Inside Nix, you can't run npm install
. Each step can only do one of two things:
- either compute a new store path without network access: a regular derivation
- or produce an output that satisfies a hardcoded hash using a sufficiently simple* process that can access the network: a fixed output derivation
These constraints ensure that the build is highly likely to be reproducible.
npm install
needs access to the network in order to fetch its dependencies, which puts it in the fixed output derivation category. However, dockerTools.buildImage
will execute it in a regular derivation, so it will fail to contact the npmjs repository.
For this reason, we generally can't map a Dockerfile directly to a series of buildImage
calls. Instead, we can build the software with the Nix language infrastructures, like yarn2nix
, node2nix
or the various tools for other languages.
By doing so, your build becomes reproducible, it tends to be more incremental and you don't have to worry about source files or intermediate files ending up in your container images.

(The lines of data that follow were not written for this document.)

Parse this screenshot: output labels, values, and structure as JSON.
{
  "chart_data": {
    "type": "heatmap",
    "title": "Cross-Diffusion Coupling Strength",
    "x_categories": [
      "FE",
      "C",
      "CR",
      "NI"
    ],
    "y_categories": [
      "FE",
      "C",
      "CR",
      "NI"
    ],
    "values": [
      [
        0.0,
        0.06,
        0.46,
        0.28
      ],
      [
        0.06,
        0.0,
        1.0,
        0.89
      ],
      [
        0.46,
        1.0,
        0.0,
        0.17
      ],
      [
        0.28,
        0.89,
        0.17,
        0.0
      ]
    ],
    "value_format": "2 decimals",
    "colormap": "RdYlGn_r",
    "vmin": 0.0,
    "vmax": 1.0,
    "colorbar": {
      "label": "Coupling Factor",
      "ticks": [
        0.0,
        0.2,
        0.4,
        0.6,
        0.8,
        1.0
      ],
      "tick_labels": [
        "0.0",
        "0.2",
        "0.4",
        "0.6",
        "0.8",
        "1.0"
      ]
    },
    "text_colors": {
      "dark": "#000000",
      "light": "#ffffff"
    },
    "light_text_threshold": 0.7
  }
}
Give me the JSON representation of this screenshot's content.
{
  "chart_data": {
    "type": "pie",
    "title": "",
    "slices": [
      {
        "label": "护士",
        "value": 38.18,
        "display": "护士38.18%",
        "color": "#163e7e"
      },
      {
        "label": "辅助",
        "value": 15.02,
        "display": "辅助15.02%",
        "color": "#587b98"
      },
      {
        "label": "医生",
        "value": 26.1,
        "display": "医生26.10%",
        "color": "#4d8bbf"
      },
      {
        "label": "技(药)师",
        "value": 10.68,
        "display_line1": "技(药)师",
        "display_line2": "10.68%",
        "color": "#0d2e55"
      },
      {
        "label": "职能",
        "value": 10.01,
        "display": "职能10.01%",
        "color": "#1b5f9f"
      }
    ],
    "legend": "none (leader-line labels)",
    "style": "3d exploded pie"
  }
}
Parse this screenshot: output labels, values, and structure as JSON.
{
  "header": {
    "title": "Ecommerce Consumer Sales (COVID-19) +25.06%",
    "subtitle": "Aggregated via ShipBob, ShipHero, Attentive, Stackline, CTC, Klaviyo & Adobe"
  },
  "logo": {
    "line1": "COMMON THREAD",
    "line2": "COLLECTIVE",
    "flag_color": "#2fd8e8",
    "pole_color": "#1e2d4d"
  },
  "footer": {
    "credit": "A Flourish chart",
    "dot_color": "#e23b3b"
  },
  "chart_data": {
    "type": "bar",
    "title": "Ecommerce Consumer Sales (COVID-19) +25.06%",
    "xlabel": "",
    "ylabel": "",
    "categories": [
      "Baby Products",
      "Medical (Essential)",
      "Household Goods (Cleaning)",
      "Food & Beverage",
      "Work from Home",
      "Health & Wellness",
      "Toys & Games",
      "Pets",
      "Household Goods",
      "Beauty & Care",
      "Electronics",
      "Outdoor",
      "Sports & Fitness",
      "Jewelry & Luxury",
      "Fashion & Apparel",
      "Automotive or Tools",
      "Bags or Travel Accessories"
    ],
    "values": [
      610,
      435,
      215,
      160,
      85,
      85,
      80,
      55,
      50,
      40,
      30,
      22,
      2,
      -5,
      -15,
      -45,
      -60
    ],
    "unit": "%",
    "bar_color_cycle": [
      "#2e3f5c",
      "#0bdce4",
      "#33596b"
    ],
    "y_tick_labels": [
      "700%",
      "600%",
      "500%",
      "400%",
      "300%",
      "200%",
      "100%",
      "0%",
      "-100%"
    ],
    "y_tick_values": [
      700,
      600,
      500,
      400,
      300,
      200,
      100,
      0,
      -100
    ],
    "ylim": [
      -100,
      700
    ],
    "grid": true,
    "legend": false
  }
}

I'd also recommend to limit the contents
parameter to a pkgs.buildEnv
or pkgs.symlinkJoin
call, because the contents are copied to the root of the container while also remaining in its store.
*: sufficiently simple excludes anything beyond fetching a single resource, because that tends to be too fragile. If, for any reason, the fixed output derivation builder produces a different result and the only way to fix it is by changing the output hash, your entire build is essentially not reproducible.